Su Chong, Han Peijin, Jiang Bingxu, Liu Cunzhi, Chen Jie
College of Information Science and Technology, Beijing University of Chemical Technology, Beijing 100029, China.
School of Medicine, Johns Hopkins University, Baltimore, MA 21224, USA.
Technol Health Care. 2019;27(S1):367-381. doi: 10.3233/THC-199034.

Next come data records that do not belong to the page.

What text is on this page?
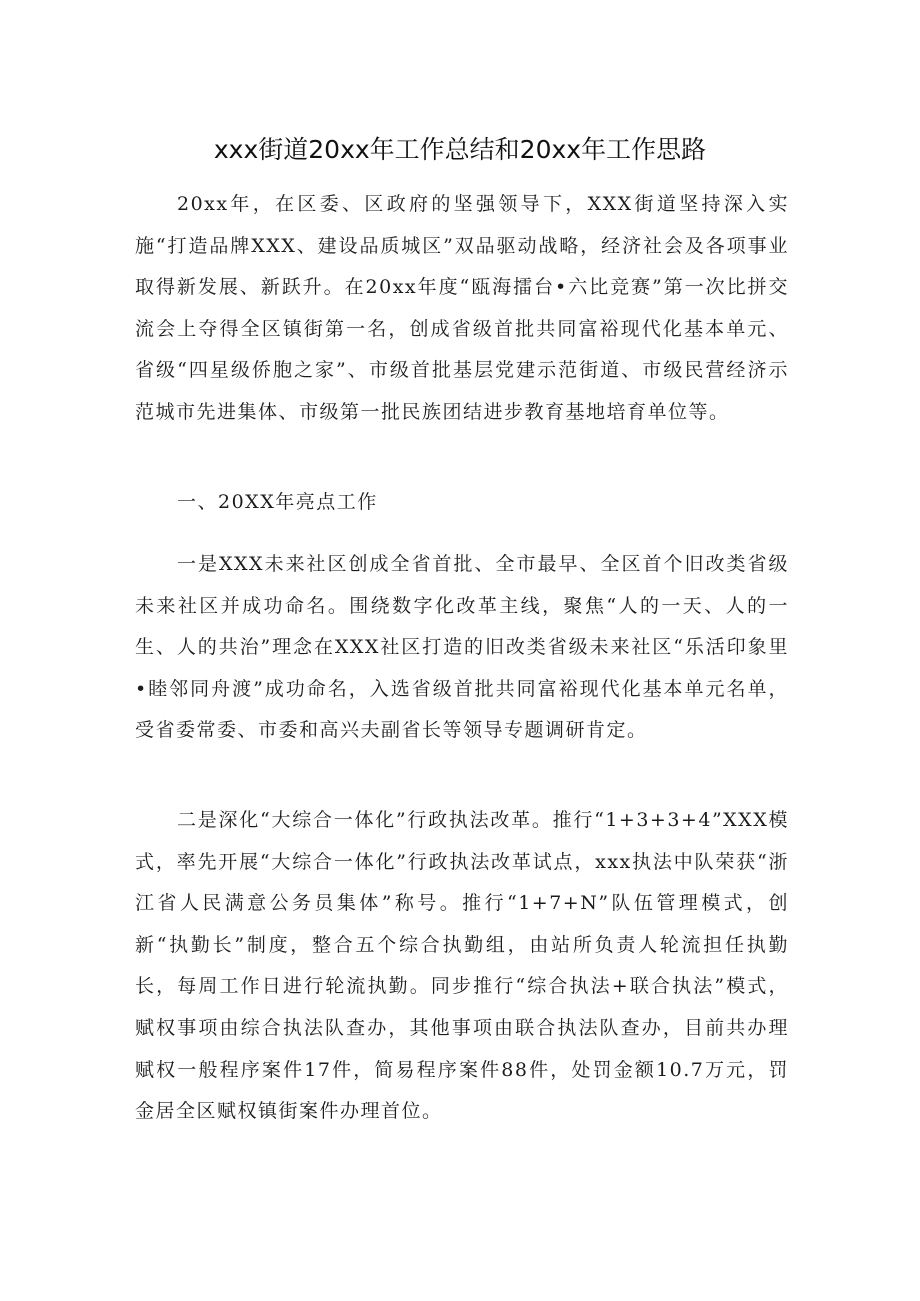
xxx街道20xx年工作总结和20xx年工作思路

20xx年，在区委、区政府的坚强领导下，XXX街道坚持深入实施“打造品牌XXX、建设品质城区”双品驱动战略，经济社会及各项事业取得新发展、新跃升。在20xx年度“瓯海擂台•六比竞赛”第一次比拼交流会上夺得全区镇街第一名，创成省级首批共同富裕现代化基本单元、省级“四星级侨胞之家”、市级首批基层党建示范街道、市级民营经济示范城市先进集体、市级第一批民族团结进步教育基地培育单位等。

一、20XX年亮点工作

一是XXX未来社区创成全省首批、全市最早、全区首个旧改类省级未来社区并成功命名。围绕数字化改革主线，聚焦“人的一天、人的一生、人的共治”理念在XXX社区打造的旧改类省级未来社区“乐活印象里•睦邻同舟渡”成功命名，入选省级首批共同富裕现代化基本单元名单，受省委常委、市委和高兴夫副省长等领导专题调研肯定。

二是深化“大综合一体化”行政执法改革。推行“1+3+3+4”XXX模式，率先开展“大综合一体化”行政执法改革试点，xxx执法中队荣获“浙江省人民满意公务员集体”称号。推行“1+7+N”队伍管理模式，创新“执勤长”制度，整合五个综合执勤组，由站所负责人轮流担任执勤长，每周工作日进行轮流执勤。同步推行“综合执法+联合执法”模式，赋权事项由综合执法队查办，其他事项由联合执法队查办，目前共办理赋权一般程序案件17件，简易程序案件88件，处罚金额10.7万元，罚金居全区赋权镇街案件办理首位。
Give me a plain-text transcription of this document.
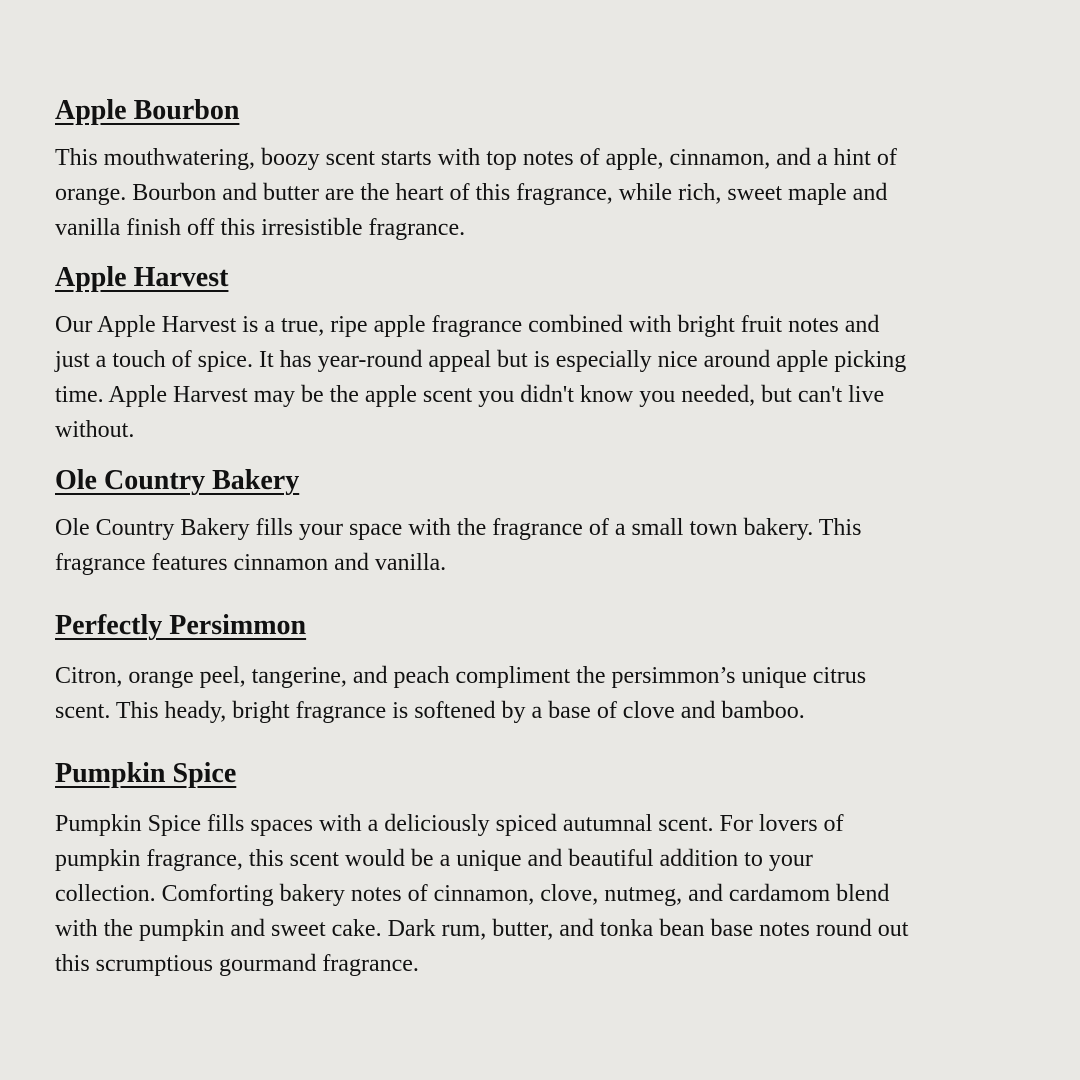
Apple Bourbon

This mouthwatering, boozy scent starts with top notes of apple, cinnamon, and a hint of
orange. Bourbon and butter are the heart of this fragrance, while rich, sweet maple and
vanilla finish off this irresistible fragrance.

Apple Harvest

Our Apple Harvest is a true, ripe apple fragrance combined with bright fruit notes and
just a touch of spice. It has year-round appeal but is especially nice around apple picking
time. Apple Harvest may be the apple scent you didn't know you needed, but can't live
without.

Ole Country Bakery

Ole Country Bakery fills your space with the fragrance of a small town bakery. This
fragrance features cinnamon and vanilla.

Perfectly Persimmon

Citron, orange peel, tangerine, and peach compliment the persimmon’s unique citrus
scent. This heady, bright fragrance is softened by a base of clove and bamboo.

Pumpkin Spice

Pumpkin Spice fills spaces with a deliciously spiced autumnal scent. For lovers of
pumpkin fragrance, this scent would be a unique and beautiful addition to your
collection. Comforting bakery notes of cinnamon, clove, nutmeg, and cardamom blend
with the pumpkin and sweet cake. Dark rum, butter, and tonka bean base notes round out
this scrumptious gourmand fragrance.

Traditional Chinese Medicine (TCM) multiple-acupoints stimulation is widely used to improve dysphagia among post-stroke patients. However, prior research in evidence-based acupuncture mostly focused on the treatment effects of single acupoint's on dysphagia, while the evidence of optimal sequence of multiple-acupoints stimulation remains limited. In this paper, we developed an evaluation method of hybrid knowledge (deterministic knowledge and the experiential group decision knowledge) sequences based on segmentation mechanism of sub-sequence fragments, and then, we proposed a Monte Carlo Tree Search (MCTS) sequential decision-making method under the hybrid knowledge. Thereafter, we applied this proposed sequential decision-making approach to optimizing sequential decision-making schema of multiple-acupoints stimulation, to treat dysphagia among post-stroke patients. Finally, we verified the validity and the feasibility of this method by comparing it to other sequential decision-making search methods.
中医多穴位刺激被广泛用于改善中风后患者的吞咽困难。然而,以往基于循证针灸的研究大多集中在单个穴位对吞咽困难的治疗效果上,而关于多穴位刺激最佳顺序的证据仍然有限。在本文中,我们基于子序列片段的分割机制,开发了一种混合知识(确定性知识和经验性群体决策知识)序列的评估方法,然后,我们提出了一种混合知识下的蒙特卡罗树搜索(MCTS)序列决策方法。此后,我们将这种提出的序列决策方法应用于优化多穴位刺激的序列决策模式,以治疗中风后患者的吞咽困难。最后,我们通过将该方法与其他序列决策搜索方法进行比较,验证了该方法的有效性和可行性。